Ozzie snorted. "Fuck's legit? Pot, no; tequila, yes? Cubans, yes; Haitians, no? I mean, who the fuck decides—"

I jumped in to forestall another tirade. "I heard he owns the cops."

"The cops!" said Ozzie, managing to invest the word with a detestation that had been fermenting half a lifetime. "Now we're talking assholes. Corrupt or just plain dumb? Remember the one got caught suckin' pussy in the squad car?"

"You think Ortega owns them?"

Ozzie looked at me almost with pity. "Man, are you naive? There's six, eight guys control this town. The guys with the real estate, the tour concessions, the gambling boats. They get what they want. The cops are there to help.... Why you so curious all of a sudden?"

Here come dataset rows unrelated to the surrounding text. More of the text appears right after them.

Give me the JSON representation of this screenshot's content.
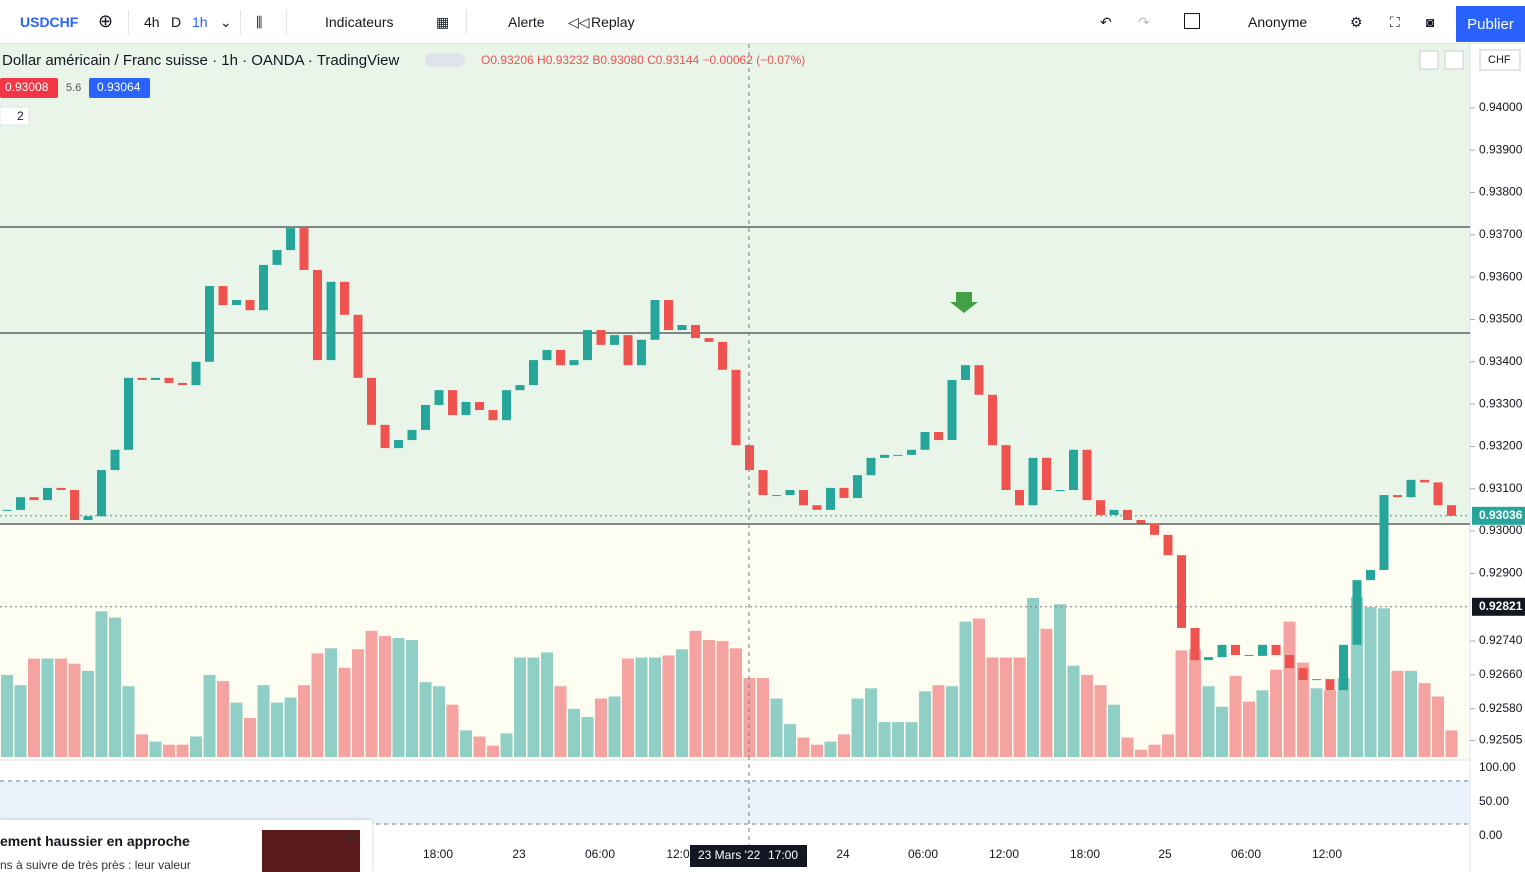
{
  "toolbar": {
    "symbol": "USDCHF",
    "intervals": [
      "4h",
      "D",
      "1h"
    ],
    "indicators": "Indicateurs",
    "alert": "Alerte",
    "replay": "Replay",
    "layout": "Anonyme",
    "publish": "Publier"
  },
  "legend": {
    "title": "Dollar américain / Franc suisse · 1h · OANDA · TradingView",
    "ohlc": "O0.93206 H0.93232 B0.93080 C0.93144 −0.00062 (−0.07%)",
    "bid": "0.93008",
    "spread": "5.6",
    "ask": "0.93064",
    "collapse": "2",
    "currency": "CHF"
  },
  "chart": {
    "ylim": [
      0.92466,
      0.94151
    ],
    "yticks": [
      {
        "value": 0.94,
        "label": "0.94000"
      },
      {
        "value": 0.939,
        "label": "0.93900"
      },
      {
        "value": 0.938,
        "label": "0.93800"
      },
      {
        "value": 0.937,
        "label": "0.93700"
      },
      {
        "value": 0.936,
        "label": "0.93600"
      },
      {
        "value": 0.935,
        "label": "0.93500"
      },
      {
        "value": 0.934,
        "label": "0.93400"
      },
      {
        "value": 0.933,
        "label": "0.93300"
      },
      {
        "value": 0.932,
        "label": "0.93200"
      },
      {
        "value": 0.931,
        "label": "0.93100"
      },
      {
        "value": 0.93,
        "label": "0.93000"
      },
      {
        "value": 0.929,
        "label": "0.92900"
      },
      {
        "value": 0.9274,
        "label": "0.92740"
      },
      {
        "value": 0.9266,
        "label": "0.92660"
      },
      {
        "value": 0.9258,
        "label": "0.92580"
      },
      {
        "value": 0.92505,
        "label": "0.92505"
      }
    ],
    "current_price": {
      "value": 0.93036,
      "label": "0.93036"
    },
    "crosshair_price": {
      "value": 0.92821,
      "label": "0.92821"
    },
    "crosshair_time": [
      "23 Mars '22",
      "17:00"
    ],
    "closes": [
      0.9305,
      0.9308,
      0.93073,
      0.93102,
      0.93097,
      0.93026,
      0.93035,
      0.93144,
      0.93192,
      0.93362,
      0.93357,
      0.93362,
      0.9335,
      0.93345,
      0.934,
      0.93579,
      0.93534,
      0.93546,
      0.93522,
      0.93629,
      0.93664,
      0.93716,
      0.93617,
      0.93404,
      0.93589,
      0.93511,
      0.93362,
      0.93251,
      0.93196,
      0.93215,
      0.93239,
      0.93298,
      0.93333,
      0.93274,
      0.93305,
      0.93286,
      0.93262,
      0.93333,
      0.93345,
      0.93404,
      0.93428,
      0.93392,
      0.93404,
      0.93475,
      0.9344,
      0.93463,
      0.93392,
      0.93452,
      0.93546,
      0.93475,
      0.93487,
      0.93456,
      0.93447,
      0.93381,
      0.93203,
      0.93144,
      0.93085,
      0.93085,
      0.93097,
      0.93061,
      0.9305,
      0.93102,
      0.93078,
      0.93132,
      0.93173,
      0.9318,
      0.9318,
      0.93192,
      0.93234,
      0.93215,
      0.93357,
      0.93392,
      0.93322,
      0.93203,
      0.93097,
      0.93061,
      0.93173,
      0.93097,
      0.93097,
      0.93192,
      0.93073,
      0.93038,
      0.9305,
      0.93026,
      0.93017,
      0.92991,
      0.92943,
      0.92771,
      0.92695,
      0.92702,
      0.92731,
      0.92707,
      0.92705,
      0.92731,
      0.92707,
      0.92676,
      0.92648,
      0.9265,
      0.92624,
      0.92731,
      0.92884,
      0.92908,
      0.93085,
      0.9308,
      0.93121,
      0.93115,
      0.93061,
      0.93036
    ],
    "volumes": [
      80,
      70,
      96,
      96,
      96,
      91,
      84,
      142,
      136,
      69,
      22,
      15,
      12,
      12,
      20,
      80,
      74,
      53,
      38,
      70,
      53,
      58,
      70,
      101,
      106,
      87,
      105,
      123,
      118,
      116,
      114,
      73,
      69,
      51,
      26,
      20,
      11,
      23,
      97,
      97,
      102,
      69,
      47,
      39,
      57,
      59,
      96,
      97,
      97,
      99,
      105,
      123,
      114,
      113,
      106,
      77,
      77,
      57,
      32,
      19,
      12,
      15,
      22,
      57,
      67,
      34,
      34,
      34,
      64,
      70,
      69,
      132,
      135,
      97,
      97,
      97,
      155,
      125,
      149,
      89,
      80,
      70,
      51,
      19,
      7,
      12,
      22,
      104,
      105,
      69,
      49,
      79,
      54,
      65,
      85,
      132,
      92,
      67,
      65,
      77,
      156,
      146,
      145,
      84,
      84,
      72,
      59,
      26
    ],
    "oscillator_ticks": [
      {
        "value": 100,
        "label": "100.00"
      },
      {
        "value": 50,
        "label": "50.00"
      },
      {
        "value": 0,
        "label": "0.00"
      }
    ],
    "time_labels": [
      "18:00",
      "23",
      "06:00",
      "12:0",
      "24",
      "06:00",
      "12:00",
      "18:00",
      "25",
      "06:00",
      "12:00"
    ]
  },
  "ad": {
    "headline": "ement haussier en approche",
    "text": "ns à suivre de très près : leur valeur"
  }
}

I didn't answer. I made a point of getting busy packing up my stuff. It was around eleven-thirty and the courts were emptying. Old doubles players with bent backs and bandaged knees hobbling home for chicken salad in an avocado. I dropped my racquets into my bike basket. "Same time Saturday?" I said, and headed off across the park.





5


Riding home, I was thinking: Why do people get sucked into things that they know, down deep, won't make them happy?

Things like golf. Or volunteering for committees. Or moving to Los Angeles. What is the strange insidious pressure that, every day, persuades large numbers of people to leap headlong into crap like that? Is it just that people are so easily bamboozled? Maybe it's the awful fear of being bored, the belief that being bored is somehow shameful. Better to do anything, however dumb, however trivial, than just sit there, quietly and still.

Me, I sort of like being bored, though I admit it's an acquired taste, and difficult to justify to people who live north of, say, Mile Marker 10. Being bored is like drinking tea the exact same temperature as your mouth. You're getting something from it, though it's easy not to notice. And at least, when you're bored, you're not pretending something matters when it doesn't. At least you're not being had.

These thoughts, of course, were a way of assuring myself I would get sucked no deeper into the death of Kenny Lukens. Why should I? I'd met the guy exactly once. His life had zilch to do with mine. I owed him nothing. So I rode home, looking forward to, even craving, a boring afternoon. A good long soak in the hot tub. A bowl of pasta and a glass of Sangiovese. Some empty time in which to recover from my shock of the morning and my drubbing on the tennis court.

I climbed off my bike, locked it to the same palm I always lock it to. Went up the porch steps and into the house. Dropped my racquets and stripped, bachelor style, directly into the washing machine. Grabbed a towel and headed out the back.

I skirted the pool and was two steps from the hot tub when I saw them.

I didn't want to see them, but there they were: Kenny's tits, still perched pink and gleaming on the apron of the tub, uncanny, accusing, like the severed body parts of a medieval martyr. I tried not to look at the tits. I thought of flinging them like small humped Frisbees over the fence and into a neighbor's yard. I couldn't do it. I stepped over them and into the hot tub.